For the urbane, idiosyncratic and locally sourced honey is a mark of adventurousness and distinction—a gastronomic treasure to be discovered. Beekeepers proudly describe the unique characteristics of their honey, emphasizing the shade of color (from light yellow to rich reddish brown), fragrance (“musky,” “floral,” “earthy”), and taste (“citrusy,” “tangy,” “caramel”). Individual varietals express different levels of sweetness, which a knowing palate can identify. Each type of honey has a flavor profile, and in New York City, honey produced by Crown Heights bees might be distinct from that produced by bees in the Bronx. Farmers’ markets in the city show evidence of this growing segmentation, with beekeepers using folksy, crafted labels to signal the authenticity of their Harlem or Greenpoint honey. Raw unfiltered honey made from treatment-free bees collected on a rooftop in Park Slope costs several times as much as generic brands. This premium is an expression of the honey’s goût de terroir, which, in offering a literal taste of a metropolitan neighborhood, adds another layer to the product’s culinary capital.

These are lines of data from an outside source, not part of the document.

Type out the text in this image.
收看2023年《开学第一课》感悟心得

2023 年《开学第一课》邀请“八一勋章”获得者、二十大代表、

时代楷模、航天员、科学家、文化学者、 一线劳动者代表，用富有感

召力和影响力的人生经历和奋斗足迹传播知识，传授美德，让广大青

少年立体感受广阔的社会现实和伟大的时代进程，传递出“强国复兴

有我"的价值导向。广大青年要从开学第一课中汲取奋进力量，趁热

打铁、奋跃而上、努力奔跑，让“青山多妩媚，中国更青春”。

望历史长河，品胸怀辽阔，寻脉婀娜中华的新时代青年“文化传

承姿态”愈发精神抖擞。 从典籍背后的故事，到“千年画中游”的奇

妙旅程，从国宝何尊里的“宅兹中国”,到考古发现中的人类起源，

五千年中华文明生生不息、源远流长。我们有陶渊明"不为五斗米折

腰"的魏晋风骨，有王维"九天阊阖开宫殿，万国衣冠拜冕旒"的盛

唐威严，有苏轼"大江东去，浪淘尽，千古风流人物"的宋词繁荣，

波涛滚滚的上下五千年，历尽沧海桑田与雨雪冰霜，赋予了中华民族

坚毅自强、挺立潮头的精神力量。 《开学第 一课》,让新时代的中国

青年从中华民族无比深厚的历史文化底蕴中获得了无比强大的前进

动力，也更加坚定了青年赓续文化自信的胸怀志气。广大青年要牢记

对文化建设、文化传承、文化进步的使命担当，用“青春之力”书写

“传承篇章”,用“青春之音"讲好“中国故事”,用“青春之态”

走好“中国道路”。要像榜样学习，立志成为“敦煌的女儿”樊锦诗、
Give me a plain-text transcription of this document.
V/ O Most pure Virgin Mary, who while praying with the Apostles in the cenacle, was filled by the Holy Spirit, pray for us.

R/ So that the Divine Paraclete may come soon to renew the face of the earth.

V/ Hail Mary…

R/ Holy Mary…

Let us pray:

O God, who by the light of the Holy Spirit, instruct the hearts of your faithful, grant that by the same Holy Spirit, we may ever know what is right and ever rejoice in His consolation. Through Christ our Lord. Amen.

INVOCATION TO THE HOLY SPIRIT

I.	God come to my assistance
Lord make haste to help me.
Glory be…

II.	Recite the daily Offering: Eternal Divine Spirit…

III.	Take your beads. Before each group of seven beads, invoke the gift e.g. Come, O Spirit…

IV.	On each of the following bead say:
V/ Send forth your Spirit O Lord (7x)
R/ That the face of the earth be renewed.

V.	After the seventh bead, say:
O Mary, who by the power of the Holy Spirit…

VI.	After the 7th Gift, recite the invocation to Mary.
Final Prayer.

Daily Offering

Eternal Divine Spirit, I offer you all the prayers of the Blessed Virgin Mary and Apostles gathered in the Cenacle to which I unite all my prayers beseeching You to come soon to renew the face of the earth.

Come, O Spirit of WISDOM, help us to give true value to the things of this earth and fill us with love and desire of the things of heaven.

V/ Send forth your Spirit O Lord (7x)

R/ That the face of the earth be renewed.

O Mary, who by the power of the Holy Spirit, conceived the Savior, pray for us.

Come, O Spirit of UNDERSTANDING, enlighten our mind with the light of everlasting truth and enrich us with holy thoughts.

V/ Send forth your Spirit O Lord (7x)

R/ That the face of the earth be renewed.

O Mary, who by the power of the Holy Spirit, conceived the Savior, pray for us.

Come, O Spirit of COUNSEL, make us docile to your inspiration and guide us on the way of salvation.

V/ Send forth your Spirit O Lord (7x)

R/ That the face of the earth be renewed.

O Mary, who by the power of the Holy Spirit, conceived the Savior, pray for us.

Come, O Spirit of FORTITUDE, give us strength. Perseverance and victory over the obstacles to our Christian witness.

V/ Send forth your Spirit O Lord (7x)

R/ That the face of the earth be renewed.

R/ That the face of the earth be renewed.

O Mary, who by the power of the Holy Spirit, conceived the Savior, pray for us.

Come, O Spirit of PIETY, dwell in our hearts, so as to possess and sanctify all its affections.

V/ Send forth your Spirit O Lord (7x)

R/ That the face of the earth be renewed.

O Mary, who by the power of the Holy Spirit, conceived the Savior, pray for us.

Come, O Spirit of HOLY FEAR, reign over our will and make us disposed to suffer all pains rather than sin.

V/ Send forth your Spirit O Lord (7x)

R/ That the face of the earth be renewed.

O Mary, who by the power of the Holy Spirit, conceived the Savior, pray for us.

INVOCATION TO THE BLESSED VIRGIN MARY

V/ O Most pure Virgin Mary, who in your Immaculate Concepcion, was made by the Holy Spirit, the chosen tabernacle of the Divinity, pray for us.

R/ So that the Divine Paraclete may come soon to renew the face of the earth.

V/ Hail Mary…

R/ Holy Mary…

Urban bees make honey as they forage up to three miles from their hives, pollinating flowers within local microecologies and co-existing with millions of human and nonhuman neighbors. Sucking nectar from blossoms with their tongues, forager bees mix it with an enzyme, invertase, in their mouths and store it in their honey stomachs. Returning to the hive, forager bees orally pass the nectar to house bees who further “chew” it; this process adds more invertase to the nectar, which is then stored in the honeycomb. Bees fan the comb to aid evaporation and turn the substance into syrupy honey, plugging up the cells with wax. While the process is universal, metropolitan bees are distinct from their rural kin. The complex ecology of the city comprises many hyper-local environments, where seasonal bloom, urban detritus, and weather conditions affect honey characteristics. This sense of place not only colors signature palate notes; it also signifies cosmopolitan heritage, much like a T-shirt with BROOKLYN plastered across the front. Both sell the city in indisputably marketable ways.